A comissão chegou a discutir, ainda, a quebra do sigilo postal de Lopes, mas preferiu aguardar a decisão da Justiça Federal, que já tem um pedido sobre esse assunto, encaminhado pelo Ministério Público. O vice-presidente da CPI, senador José Roberto Arruda (PSDB-DF), esclareceu que o sigilo postal tem tratamento diferenciado na Constituição.
Arruda disse, também, que a comissão não considera mais o ex-presidente do Banco Central como testemunha, mas sim como indiciado, já que ele se recusou a depor. Arruda acha que isso poderá acabar abreviando os trabalhos da CPI, porque quem cuidará agora do caso dos bancos Marka e Fonte Cindam será o Ministério Público.
A CPI do Sistema Financeiro confirmou para hoje, às 16h30, o depoimento do ex-diretor de Fiscalização do Banco Central Cláudio Mauch e definiu a convocação de mais quatro depoentes. Na quarta-feira, serão ouvidos o economista Rubem Novaes e Luiz Augusto Bragança, que acompanharam o ex-controlador do Banco Marka, Salvatore Cacciola, em sua viagem a Brasília para negociar ajuda do BC.

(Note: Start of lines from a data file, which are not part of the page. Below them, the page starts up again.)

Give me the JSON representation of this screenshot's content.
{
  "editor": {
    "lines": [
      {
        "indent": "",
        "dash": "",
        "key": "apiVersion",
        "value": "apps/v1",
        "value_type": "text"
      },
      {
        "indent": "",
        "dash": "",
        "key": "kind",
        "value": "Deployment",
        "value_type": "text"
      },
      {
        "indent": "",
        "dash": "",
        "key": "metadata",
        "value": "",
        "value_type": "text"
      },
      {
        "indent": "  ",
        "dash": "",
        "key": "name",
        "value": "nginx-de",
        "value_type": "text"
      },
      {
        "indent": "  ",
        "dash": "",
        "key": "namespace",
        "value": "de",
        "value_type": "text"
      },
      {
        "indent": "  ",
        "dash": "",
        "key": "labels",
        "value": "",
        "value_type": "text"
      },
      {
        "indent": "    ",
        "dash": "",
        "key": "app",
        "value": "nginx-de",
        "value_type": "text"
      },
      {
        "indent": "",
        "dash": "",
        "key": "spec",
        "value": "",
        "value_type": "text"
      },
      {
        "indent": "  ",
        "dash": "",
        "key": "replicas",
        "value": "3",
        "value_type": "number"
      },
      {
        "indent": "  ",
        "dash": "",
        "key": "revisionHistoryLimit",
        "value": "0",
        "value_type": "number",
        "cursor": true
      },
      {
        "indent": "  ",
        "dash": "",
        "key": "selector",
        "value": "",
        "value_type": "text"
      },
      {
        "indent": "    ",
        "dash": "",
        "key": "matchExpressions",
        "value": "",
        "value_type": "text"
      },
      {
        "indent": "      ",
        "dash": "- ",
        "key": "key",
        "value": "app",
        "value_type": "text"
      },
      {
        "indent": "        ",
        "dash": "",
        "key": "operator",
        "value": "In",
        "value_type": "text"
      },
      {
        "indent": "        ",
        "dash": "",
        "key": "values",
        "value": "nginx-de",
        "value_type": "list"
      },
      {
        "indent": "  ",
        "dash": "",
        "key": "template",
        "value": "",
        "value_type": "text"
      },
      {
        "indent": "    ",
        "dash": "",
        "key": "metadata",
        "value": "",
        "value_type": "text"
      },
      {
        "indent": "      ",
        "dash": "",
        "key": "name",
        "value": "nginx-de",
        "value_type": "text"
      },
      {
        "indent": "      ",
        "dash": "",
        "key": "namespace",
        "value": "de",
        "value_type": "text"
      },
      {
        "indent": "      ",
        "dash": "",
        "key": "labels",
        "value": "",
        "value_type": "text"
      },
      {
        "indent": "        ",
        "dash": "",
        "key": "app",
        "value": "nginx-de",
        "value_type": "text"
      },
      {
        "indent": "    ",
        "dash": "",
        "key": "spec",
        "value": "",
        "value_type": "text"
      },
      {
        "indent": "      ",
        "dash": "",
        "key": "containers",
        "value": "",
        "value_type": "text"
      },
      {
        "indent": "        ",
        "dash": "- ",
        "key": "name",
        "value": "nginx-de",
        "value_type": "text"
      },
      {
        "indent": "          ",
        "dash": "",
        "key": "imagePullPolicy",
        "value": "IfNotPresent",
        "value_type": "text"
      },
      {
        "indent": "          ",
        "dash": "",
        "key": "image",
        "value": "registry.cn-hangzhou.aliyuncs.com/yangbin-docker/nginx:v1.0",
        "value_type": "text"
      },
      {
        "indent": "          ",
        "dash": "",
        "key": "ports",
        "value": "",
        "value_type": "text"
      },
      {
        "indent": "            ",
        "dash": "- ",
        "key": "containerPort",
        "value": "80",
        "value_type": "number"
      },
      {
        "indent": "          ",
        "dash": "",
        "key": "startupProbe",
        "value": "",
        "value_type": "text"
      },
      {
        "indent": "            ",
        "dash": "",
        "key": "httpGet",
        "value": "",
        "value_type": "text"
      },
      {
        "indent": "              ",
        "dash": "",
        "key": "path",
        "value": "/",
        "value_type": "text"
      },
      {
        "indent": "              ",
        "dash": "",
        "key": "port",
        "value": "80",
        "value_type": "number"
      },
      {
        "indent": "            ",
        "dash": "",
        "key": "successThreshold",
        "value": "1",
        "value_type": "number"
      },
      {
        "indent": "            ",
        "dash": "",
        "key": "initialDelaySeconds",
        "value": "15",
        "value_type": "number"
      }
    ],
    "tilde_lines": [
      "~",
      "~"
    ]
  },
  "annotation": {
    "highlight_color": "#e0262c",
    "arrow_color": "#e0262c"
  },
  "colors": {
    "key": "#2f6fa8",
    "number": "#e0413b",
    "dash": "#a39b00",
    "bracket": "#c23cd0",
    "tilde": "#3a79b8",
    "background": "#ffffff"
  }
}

Na quinta-feira, a CPI ouvirá Sérgio Bragança e Alexandre Pundek. O primeiro deles teria depositado em suas contas no exterior US$ 1,6 milhão de propriedade de Lopes e o segundo era assessor de Lopes no Banco Central e foi quem recebeu Cacciola para iniciar as negociações de ajuda do BC, em 13 de janeiro. O vice-presidente da CPI informou ainda que a comissão recebeu todos os documentos solicitados à Bolsa de Mercadorias e de Futuros e que o presidente da instituição, Manuel Félix, deverá ser convocado para depor na próxima semana.